Rechtliche Beurteilung

[13] Der Revisionsrekurs ist zulässig und betreffend den Zeitraum 1. September 2020 bis 31. Dezember 2020 im Sinn seines Aufhebungsantrags berechtigt.

[14] 1. Die vom Rekursgericht für den Zeitraum 1. Mai 2017 bis 31. Dezember 2019 herangezogenen Abweisungsgründe greift die Mutter in ihrem Revisionsrekurs inhaltlich nicht erkennbar auf. In diesem Umfang hat es daher bei der vom Rekursgericht entschiedenen Antragsabweisung zu bleiben.

[15] 2. Für den Zeitraum 1. Jänner 2020 bis 31. August 2020 ist schon nach dem Vorbringen der Mutter eine relevante Umstandsänderung nicht erkennbar. Sie behauptet zwar, seit April 2020 ihre schwerstbehinderte Tochter selbst betreut zu haben, doch hat sie diese Zeit bis Ende August durch Urlaub und Pflegekarenz überbrückt. Während dieser Monate liegt eine relevante Änderung der Einkommenssituation der Mutter nicht auf der Hand und sie hat eine solche auch nicht konkretisiert.

[16] 3. Für die Monate September bis Dezember 2020 ist die Reduktion der Arbeitstätigkeit der Mutter unstrittig, doch steht das von ihr in dieser Zeit erzielte Einkommen nicht fest. Die Mutter bestreitet in ihrem Revisionsrekurs aber nicht konkret, dass die Tochter in dieser Zeit wochentags tatsächlich zwischen 9:00 Uhr und 17:00 Uhr jeweils in einer Tagesstruktur untergebracht war oder werden konnte. Die Mutter macht in diesem Zusammenhang nur geltend, sie habe ihre Berufstätigkeit wegen der umfangreich erforderlichen Betreuungsleistungen für die Tochter reduzieren müssen; eine geeignete stationäre Unterbringung der Tochter habe sie trotz intensiver Suche nicht finden können.
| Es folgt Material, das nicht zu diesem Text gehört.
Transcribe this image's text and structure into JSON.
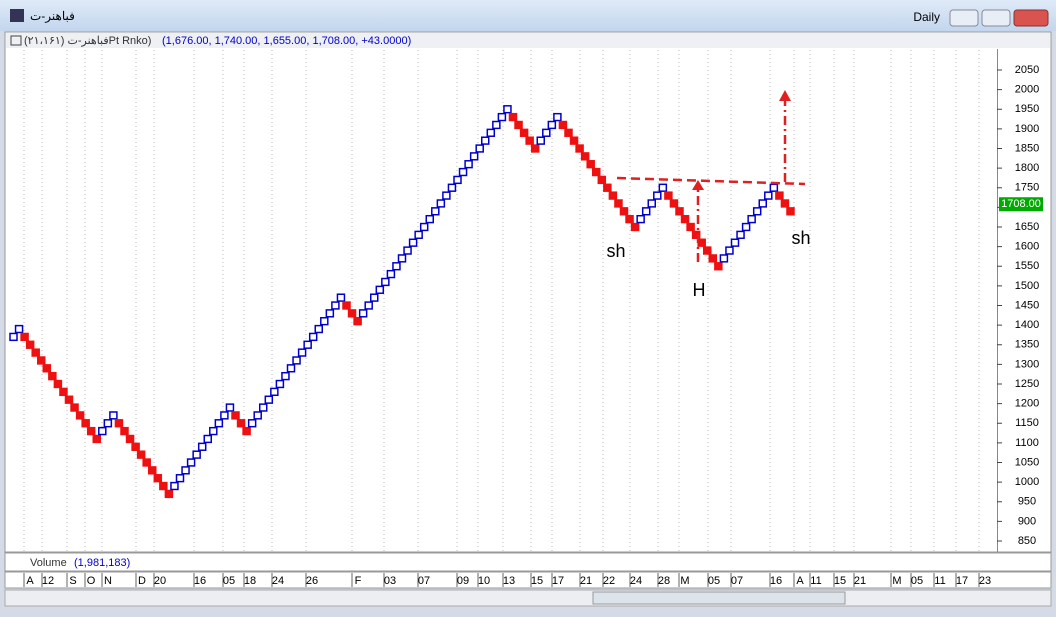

[17] 4. Nach ständiger Rechtsprechung ist der Anspannungsgrundsatz nicht anzuwenden, wenn der Verzicht auf die Erzielung eines höheren Einkommens durch berücksichtigungswürdige Gründe gerechtfertigt ist (vgl RS0047566). Dies kann auch hier gelten, soweit Betreuungsleistungen so umfangreich oder belastend sind, dass eine Arbeitstätigkeit der Mutter im bisherigen Umfang nicht mehr zumutbar ist. Die Beurteilung, ob dies zutrifft, etwa weil – wie die Mutter vorbrachte – die schwerstbehinderte Tochter besonders nachtaktiv ist oder in manchen Zeiträumen (zB wegen der COVID Pandemie) weniger Tagesbetreuung in Anspruch genommen werden konnte, lässt sich für den noch fraglichen Zeitraum mangels Feststellungen zu dieser Tatfrage nicht beurteilen.

[18] 5. Das Verfahren erweist sich damit (nur noch) hinsichtlich des Oppositionsantrags der Mutter für den Zeitraum von 1. September 2020 bis 31. Dezember 2020 als ergänzungsbedürftig. Zu diesen Monaten wird festzustellen sein, ob beachtliche Gründe dafür vorlagen, dass die Mutter wegen des besonderen Betreuungsaufwands für die Tochter trotz möglicher Aufenthalte in der Tagesstruktur ihr Beschäftigungsausmaß auf 10 Stunden reduzieren musste, und wie sich dies auf das Einkommen und damit auf die Bemessungsgrundlage für den Unterhaltsanspruch des Antragsgegners auswirkte. Erst danach wird das Ausmaß der Unterhaltspflicht der Mutter abschließend beurteilt werden können.

[19] 6. Der Kostenvorbehalt beruht auf § 78 AußStrG.